Colin Froment & Brian Cohen – Co-editor-in-chief & 1851 staff
Spider-Man supervillain Venom swings back into cinemas in his self-titled film, “Venom,” released on Oct. 6. The film highlights the character’s anti-hero persona on a path of redemption in a film separate from any Marvel film released.
Investigative journalist Eddie Brock (Tom Hardy) attempts to revamp his career by investigating the Life Foundation and its sinister founder, Carlton Drake (Riz Ahmed). This causes him to be forcibly bonded with the alien symbiote Venom, giving him superhuman strength, shapeshifting abilities and a constant hunger for human beings. Brock must learn to find the balance between his morals and the symbiote’s cannibalistic intentions in order to take down the Life Foundation.
And the film does get as interesting as it sounds – for the most part.
“Venom” really struggled with pacing. The first half of the film is a large, dull exposition that takes a slow approach focusing on Brock, making fans wait what seems like forever for him to actually become Venom. Once the symbiote finally emerges, there is more excitement to witness, but then the movie feels rushed as it progresses. As the predictable climax comes to a close, the audience is left thinking, “wait, that’s it?”

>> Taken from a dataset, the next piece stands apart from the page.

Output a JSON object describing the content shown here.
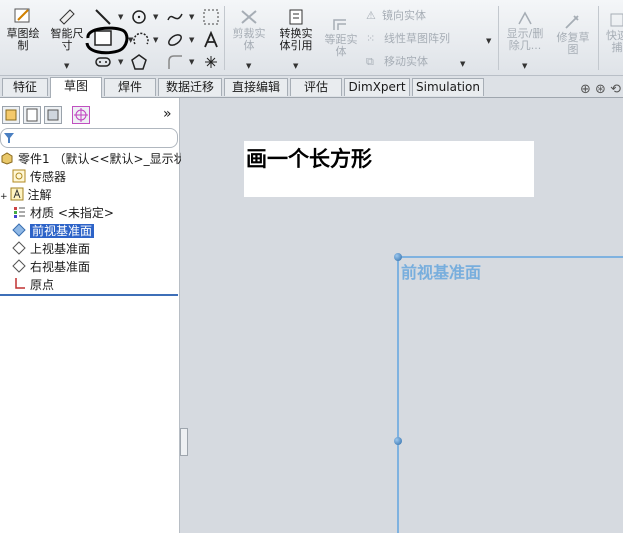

The film left little time for character development for the supporting cast. Drake is about as generic as it gets when it comes to devious corporation CEOs, even when attached to the murderous symbiote, Riot. Michele Williams as Anne Weying had stand out moments that set her apart from other superhero love interests, but it doesn’t completely make up for some personality flaws she displays in the beginning of the film.
On a less darker side, Hardy proves to be the perfect choice as both Brock and Venom, mixing two very distinct personalities into one character with such ease. The monster unleashes brutal action scenes and displays signature dark humor to create the film’s funniest moments. With a visually striking and frightening appearance, thanks to detailed visual effects, Venom looks ripped straight out of the comic pages for enjoyment.
With a rushed plot that begins at a snail’s pace and dull characters, “Venom” feels like an unfinished product but with a little glimmer of a potentially fun flick. “Venom” is like Play-Doh, a messy but entertaining pile of goop that kids might not want to eat a second time around.